Mamá quería que estudiara para químico y farmacia. No me gustaba la idea, creía que era para estar tras un mostrador. Pero en el segundo de prepa elegí esa carrera. Se lo dije a papá por carta: “Sé que ustedes hacen un sacrificio y yo haré otro. Estudiaré química y farmacia, aunque no me guste”. Me contestó: “No hacemos más sacrificio que el de tu ausencia. Estudia lo que tú quieras”.
Un día vi una cinta acerca de una mujer a la cual el esposo acusa de adulterio y le quita al hijo. Va a la cárcel y con los años quien la defiende es su vástago. Yo, al ver un jurado público, me emocioné y decidí cursar Derecho.
Trabajé desde segundo año de la carrera. Fui escribiente en un juzgado penal. Luego laboré en un juzgado civil. Después, un exrector de la Universidad me invitó a trabajar en su despacho. Más tarde, una colega y yo pusimos nuestro bufete.

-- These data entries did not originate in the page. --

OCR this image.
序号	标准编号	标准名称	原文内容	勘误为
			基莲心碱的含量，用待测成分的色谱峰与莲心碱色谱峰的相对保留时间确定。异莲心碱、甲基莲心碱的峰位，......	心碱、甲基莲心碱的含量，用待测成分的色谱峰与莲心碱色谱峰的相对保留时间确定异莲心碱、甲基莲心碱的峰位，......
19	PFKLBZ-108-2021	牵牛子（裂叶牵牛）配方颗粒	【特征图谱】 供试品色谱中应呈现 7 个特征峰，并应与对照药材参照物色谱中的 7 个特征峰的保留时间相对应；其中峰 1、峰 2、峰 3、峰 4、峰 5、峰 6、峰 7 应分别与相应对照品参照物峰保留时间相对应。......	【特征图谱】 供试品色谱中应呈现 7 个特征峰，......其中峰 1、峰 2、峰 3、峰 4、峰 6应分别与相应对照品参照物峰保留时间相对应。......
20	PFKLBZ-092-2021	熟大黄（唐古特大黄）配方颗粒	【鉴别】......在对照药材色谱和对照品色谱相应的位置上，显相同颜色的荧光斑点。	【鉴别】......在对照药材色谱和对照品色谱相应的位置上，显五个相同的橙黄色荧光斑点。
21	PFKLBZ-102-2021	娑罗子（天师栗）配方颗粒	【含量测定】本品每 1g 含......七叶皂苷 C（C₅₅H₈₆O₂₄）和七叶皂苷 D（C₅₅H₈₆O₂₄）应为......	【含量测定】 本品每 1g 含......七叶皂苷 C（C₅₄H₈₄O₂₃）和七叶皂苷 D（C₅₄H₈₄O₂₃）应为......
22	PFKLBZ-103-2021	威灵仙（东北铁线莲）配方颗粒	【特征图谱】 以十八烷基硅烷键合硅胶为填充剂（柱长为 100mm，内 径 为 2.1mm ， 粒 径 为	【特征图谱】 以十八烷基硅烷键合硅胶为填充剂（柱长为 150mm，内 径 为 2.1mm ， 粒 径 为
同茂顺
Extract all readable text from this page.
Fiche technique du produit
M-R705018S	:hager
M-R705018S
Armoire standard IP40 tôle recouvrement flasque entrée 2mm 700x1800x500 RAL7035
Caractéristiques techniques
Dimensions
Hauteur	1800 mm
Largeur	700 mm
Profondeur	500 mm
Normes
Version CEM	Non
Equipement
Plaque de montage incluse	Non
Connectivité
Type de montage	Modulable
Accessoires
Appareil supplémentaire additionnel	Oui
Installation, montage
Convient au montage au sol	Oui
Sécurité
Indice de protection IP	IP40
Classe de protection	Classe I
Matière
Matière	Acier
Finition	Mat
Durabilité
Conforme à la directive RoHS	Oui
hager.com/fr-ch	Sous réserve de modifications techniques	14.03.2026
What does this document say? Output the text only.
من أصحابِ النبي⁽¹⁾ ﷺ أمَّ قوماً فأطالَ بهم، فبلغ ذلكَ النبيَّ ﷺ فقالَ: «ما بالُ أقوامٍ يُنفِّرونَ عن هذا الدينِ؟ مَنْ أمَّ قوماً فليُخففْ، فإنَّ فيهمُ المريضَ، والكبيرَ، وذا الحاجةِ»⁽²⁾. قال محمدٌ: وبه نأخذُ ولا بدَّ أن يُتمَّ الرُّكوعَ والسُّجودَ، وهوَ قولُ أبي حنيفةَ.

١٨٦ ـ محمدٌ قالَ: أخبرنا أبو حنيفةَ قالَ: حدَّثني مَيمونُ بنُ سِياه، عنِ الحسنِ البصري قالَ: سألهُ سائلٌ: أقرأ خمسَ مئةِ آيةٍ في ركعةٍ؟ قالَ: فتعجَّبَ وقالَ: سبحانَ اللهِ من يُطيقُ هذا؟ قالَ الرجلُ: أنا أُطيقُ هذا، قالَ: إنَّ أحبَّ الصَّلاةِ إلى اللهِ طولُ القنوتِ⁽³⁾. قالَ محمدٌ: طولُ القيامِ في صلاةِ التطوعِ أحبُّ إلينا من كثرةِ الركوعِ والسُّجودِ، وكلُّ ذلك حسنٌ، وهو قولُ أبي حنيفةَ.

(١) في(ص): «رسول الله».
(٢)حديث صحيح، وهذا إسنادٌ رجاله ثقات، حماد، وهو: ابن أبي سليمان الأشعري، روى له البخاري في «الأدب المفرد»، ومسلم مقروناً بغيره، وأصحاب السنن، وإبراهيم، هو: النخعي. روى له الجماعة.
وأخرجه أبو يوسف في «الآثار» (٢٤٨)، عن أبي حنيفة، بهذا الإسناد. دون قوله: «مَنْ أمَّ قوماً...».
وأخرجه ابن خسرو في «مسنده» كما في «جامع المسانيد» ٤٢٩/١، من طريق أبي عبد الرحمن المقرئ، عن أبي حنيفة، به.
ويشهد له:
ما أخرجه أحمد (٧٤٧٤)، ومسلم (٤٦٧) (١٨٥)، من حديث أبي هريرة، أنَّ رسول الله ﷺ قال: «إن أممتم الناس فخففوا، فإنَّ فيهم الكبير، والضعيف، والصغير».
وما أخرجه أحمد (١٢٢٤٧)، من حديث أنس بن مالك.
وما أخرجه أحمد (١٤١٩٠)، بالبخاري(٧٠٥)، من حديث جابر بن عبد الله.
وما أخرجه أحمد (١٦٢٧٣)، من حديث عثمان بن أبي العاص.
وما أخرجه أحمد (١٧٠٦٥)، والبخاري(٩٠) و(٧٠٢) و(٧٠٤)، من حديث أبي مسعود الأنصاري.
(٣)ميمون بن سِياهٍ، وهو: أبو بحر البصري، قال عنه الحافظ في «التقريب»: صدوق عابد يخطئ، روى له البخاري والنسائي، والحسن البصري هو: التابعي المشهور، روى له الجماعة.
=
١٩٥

A la defensa de las mujeres
En mi profesión me impactó conocer a mujeres muy pobres, maltratadas por los esposos. Me buscaban cuando los maridos las golpeaban o no les daban dinero para los hijos. Yo las ayudaba con lo que podía. Un día, mientras tramitaba pensiones alimentarias, vi al gobernador y le comenté: “No hay una defensoría civil de oficio y existen muchas mujeres abandonadas por obreros”. Me pidió que le presentara el proyecto. Lo hice y se creó la defensoría femenil de oficio. Yo fui su titular. Trabajé en eso más de dos años. Luego ingresé al Tribunal Colegiado.
A la par, estudiaba pintura por las tardes y hacía otras cosas. Un día, leyendo una revista socialista, supe de los jardines de niños. En Monterrey no existían y me interesó crear uno. Se lo propuse a Leopoldo González Sáenz, el presidente municipal. El pintor Marco Cuéllar y yo fundamos el primer jardín de niños en la Alameda Mariano Escobedo. Hoy ya no existe.
Conocer a Pablo
Conocí a Pablo en 1958, cuando llegó a Monterrey buscando cerámica opaca para un mural que haría en Poza Rica. Y la encontró. Yo tenía amistad con Leopoldo Méndez, pues llegaba a dar charlas en la escuela de pintura. Él me hizo un retrato antes de que yo supiera de Pablo. Un día ambos llegaron para dar una plática en la primera galería que se creó en la ciudad. Yo llegué al lugar casi al final del acto. La directora de la galería me pidió que la ayudara a conseguir un auto para transportar a los dos artistas al hotel. Logré que un amigo lo hiciera, fue allí que me presentaron a Pablo.
Con los años supe que, de regreso a la Ciudad de México, Pablo le anunció a Alfredo Zalce: “Me voy a casar”. A Zalce le extrañó, pues Pablo era un soltero muy solicitado por las damas. Y agregó: “Será con una joven de Monterrey. Ella no sabe, pero yo sí”.
Pablo regresó a Monterrey y algunos amigos en común, como Gerardo Cantú, me proponían que los acompañara a platicar con el maestro. Yo nunca fui, no quería interrumpirlo en su trabajo.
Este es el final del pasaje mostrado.